1848. Lui, un poeta e patriota veronese, studente a Padova. Lei, un'affittacamere, sposata e abbandonata dal marito, con tre figli. Aleardo Aleardi e Ottavia Arici, una storia d'amore nutrita dalle lettere. Sopravvivono solo quelle di Ottavia, ma passano di mano in mano alla morte di lui, disperse, poi censurate nella loro prima pubblicazione, nel 1930, a cura di Ubaldo Mazzini, forse ritenute troppo appassionate ed esplicite per i canoni morali del tempo.

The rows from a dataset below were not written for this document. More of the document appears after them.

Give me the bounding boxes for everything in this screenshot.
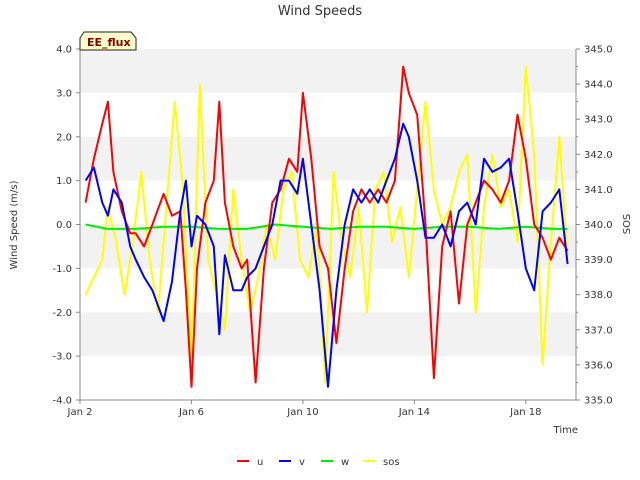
legend-label-v: v (299, 457, 305, 468)
y2-tick-label: 342.0 (584, 150, 613, 161)
grid-bands (80, 49, 576, 400)
y-tick-label: -4.0 (52, 396, 72, 407)
grid-band (80, 136, 576, 181)
site-badge: EE_flux (79, 31, 137, 51)
series-line-sos (84, 65, 569, 384)
y-tick-label: 4.0 (56, 45, 72, 56)
y2-tick-label: 340.0 (584, 220, 613, 231)
series-line-v (84, 122, 569, 388)
y2-tick-label: 343.0 (584, 115, 613, 126)
legend-label-u: u (257, 457, 263, 468)
y-tick-label: 1.0 (56, 176, 72, 187)
y-axis-label: Wind Speed (m/s) (9, 180, 20, 269)
legend-label-w: w (341, 457, 349, 468)
x-axis-ticks: Jan 2 Jan 6 Jan 10 Jan 14 Jan 18 (67, 400, 542, 418)
y-tick-label: 0.0 (56, 220, 72, 231)
y-tick-label: -3.0 (52, 352, 72, 363)
y-tick-label: -1.0 (52, 264, 72, 275)
y-tick-label: -2.0 (52, 308, 72, 319)
legend: u v w sos (237, 457, 400, 468)
y2-tick-label: 335.0 (584, 396, 613, 407)
grid-band (80, 92, 576, 137)
plot-area (84, 65, 569, 388)
x-axis-label: Time (553, 425, 578, 436)
y-tick-label: 3.0 (56, 88, 72, 99)
y2-axis-label: SOS (622, 214, 633, 235)
y-tick-label: 2.0 (56, 132, 72, 143)
series-line-w (85, 223, 568, 230)
x-tick-label: Jan 14 (398, 407, 430, 418)
site-badge-label: EE_flux (87, 36, 131, 49)
grid-band (80, 180, 576, 225)
y2-tick-label: 338.0 (584, 290, 613, 301)
legend-label-sos: sos (383, 457, 400, 468)
y-axis-ticks: -4.0 -3.0 -2.0 -1.0 0.0 1.0 2.0 3.0 4.0 (52, 45, 80, 407)
x-tick-label: Jan 10 (286, 407, 318, 418)
series-line-u (84, 65, 569, 388)
y2-tick-label: 337.0 (584, 325, 613, 336)
y2-tick-label: 345.0 (584, 45, 613, 56)
grid-band (80, 224, 576, 269)
site-badge-box (79, 31, 137, 51)
chart-title: Wind Speeds (278, 4, 363, 19)
x-tick-label: Jan 6 (178, 407, 204, 418)
y2-tick-label: 336.0 (584, 360, 613, 371)
y2-tick-label: 344.0 (584, 80, 613, 91)
y2-tick-label: 339.0 (584, 255, 613, 266)
x-tick-label: Jan 18 (509, 407, 541, 418)
y2-tick-label: 341.0 (584, 185, 613, 196)
grid-band (80, 49, 576, 93)
y2-axis-ticks: 335.0 336.0 337.0 338.0 339.0 340.0 341.0 342.0… (576, 45, 613, 407)
x-tick-label: Jan 2 (67, 407, 93, 418)
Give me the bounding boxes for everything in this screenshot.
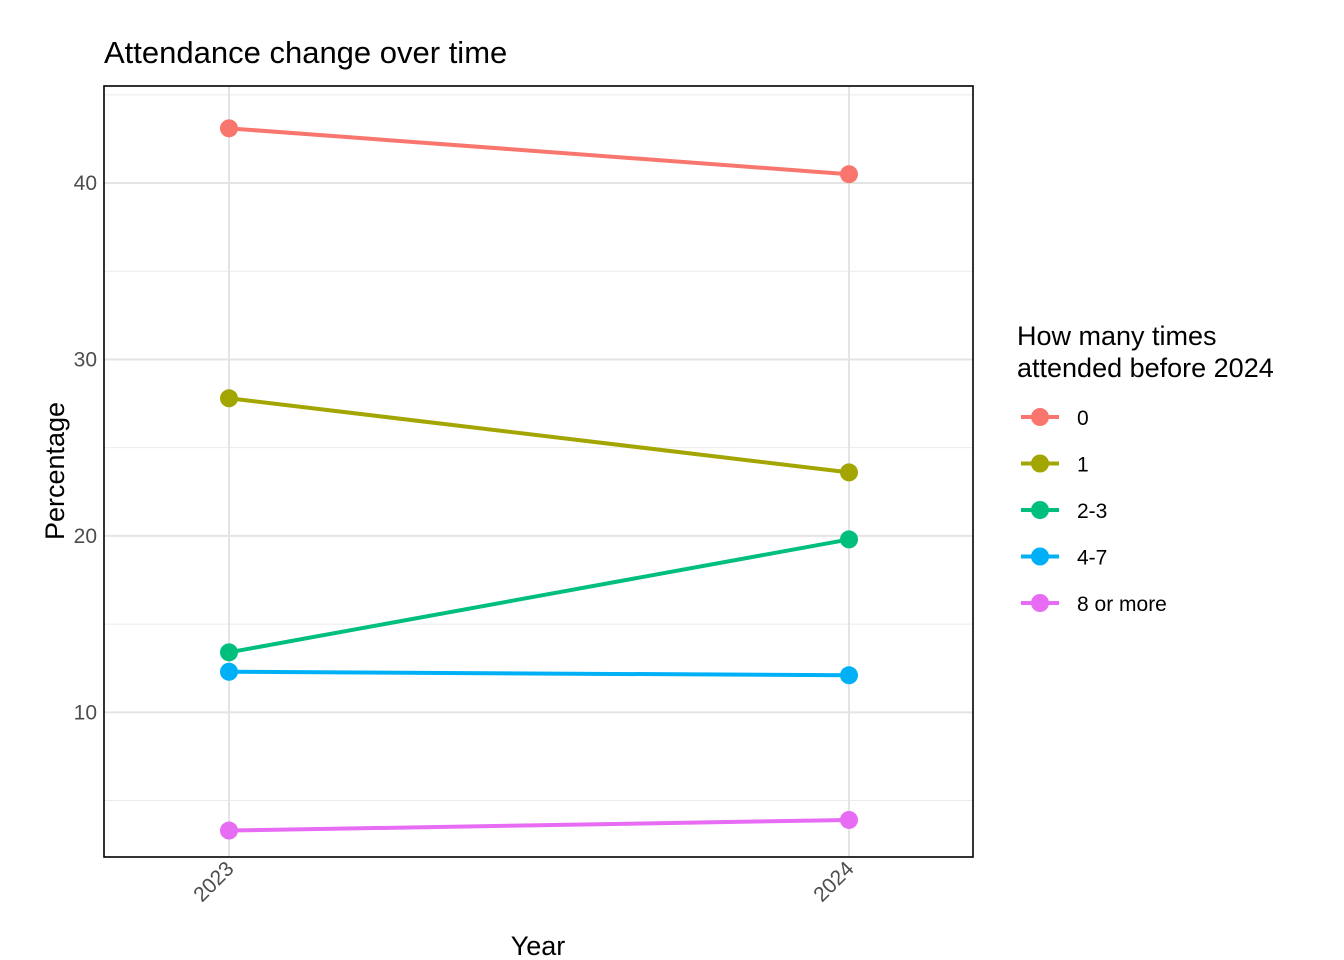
data-point bbox=[840, 463, 858, 482]
chart-title: Attendance change over time bbox=[104, 35, 507, 70]
data-point bbox=[220, 821, 238, 840]
legend-item: 0 bbox=[1021, 407, 1089, 430]
y-axis-ticks: 10 20 30 40 bbox=[74, 172, 97, 724]
series-line bbox=[228, 126, 850, 177]
legend-item: 8 or more bbox=[1021, 593, 1167, 616]
data-point bbox=[840, 666, 858, 685]
data-point bbox=[220, 643, 238, 662]
legend-key-point bbox=[1031, 408, 1049, 426]
x-tick-label: 2023 bbox=[189, 857, 238, 906]
legend-title-line-2: attended before 2024 bbox=[1017, 353, 1274, 383]
legend-item: 1 bbox=[1021, 454, 1089, 477]
legend-key-point bbox=[1031, 547, 1049, 566]
series-line bbox=[228, 817, 850, 833]
data-point bbox=[220, 389, 238, 408]
legend-key-point bbox=[1031, 454, 1049, 473]
data-point bbox=[840, 165, 858, 184]
series-line bbox=[228, 396, 850, 475]
legend-label: 1 bbox=[1077, 454, 1089, 477]
legend-label: 8 or more bbox=[1077, 593, 1167, 616]
legend-label: 4-7 bbox=[1077, 547, 1107, 570]
series-lines bbox=[228, 126, 850, 833]
y-tick-label: 30 bbox=[74, 348, 97, 371]
legend-item: 2-3 bbox=[1021, 500, 1107, 523]
x-tick-label: 2024 bbox=[809, 857, 859, 907]
data-point bbox=[220, 119, 238, 138]
legend-key-point bbox=[1031, 594, 1049, 612]
y-tick-label: 40 bbox=[74, 172, 97, 195]
series-points bbox=[220, 119, 858, 840]
y-tick-label: 10 bbox=[74, 701, 97, 724]
data-point bbox=[840, 530, 858, 549]
panel-border bbox=[103, 85, 974, 858]
data-point bbox=[220, 662, 238, 681]
data-point bbox=[840, 810, 858, 829]
legend-item: 4-7 bbox=[1021, 547, 1107, 570]
series-line bbox=[228, 669, 850, 678]
series-line bbox=[228, 537, 850, 655]
legend-label: 0 bbox=[1077, 407, 1089, 430]
x-axis-title: Year bbox=[511, 931, 566, 960]
grid-lines bbox=[104, 86, 973, 857]
legend: How many times attended before 2024 0 1 2-… bbox=[1017, 321, 1274, 616]
legend-label: 2-3 bbox=[1077, 500, 1107, 523]
legend-key-point bbox=[1031, 501, 1049, 519]
y-axis-title: Percentage bbox=[40, 402, 70, 540]
x-axis-ticks: 2023 2024 bbox=[189, 857, 859, 907]
legend-title-line-1: How many times bbox=[1017, 321, 1217, 351]
legend-items: 0 1 2-3 4-7 8 or more bbox=[1021, 407, 1167, 616]
y-tick-label: 20 bbox=[74, 525, 97, 548]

Ora vengono alla luce, nella loro interezza, grazie alla paziente ricerca e alla lettura rispettosa di Paola Azzolini, per cui Ottavia è "la maga cui riesce bene, anche se soltanto nelle lettere, la magia che instaura la presenza" (pag.14).
Con una grafia nervosa e una lingua vicina al dialetto, Ottavia racconta la sua quotidianità difficile, stretta tra le richieste del marito, i figli da crescere e la guerra, intorno. E la guerra è la sua preoccupazione maggiore, perché Aleardo deve costantemente sfuggire alla polizia austriaca per i suoi versi che inneggiano alla rivolta.
Un carteggio come un canto per voce sola, queste lettere ci restituiscono la freschezza di un dialogo amoroso e il respiro della vita ottocentesca.

L'amore al tempo della guerra. Lettere di Ottavia Arici ad Aleardo Aleardi, a cura di Paola Azzolini, Il Poligrafo, 2015.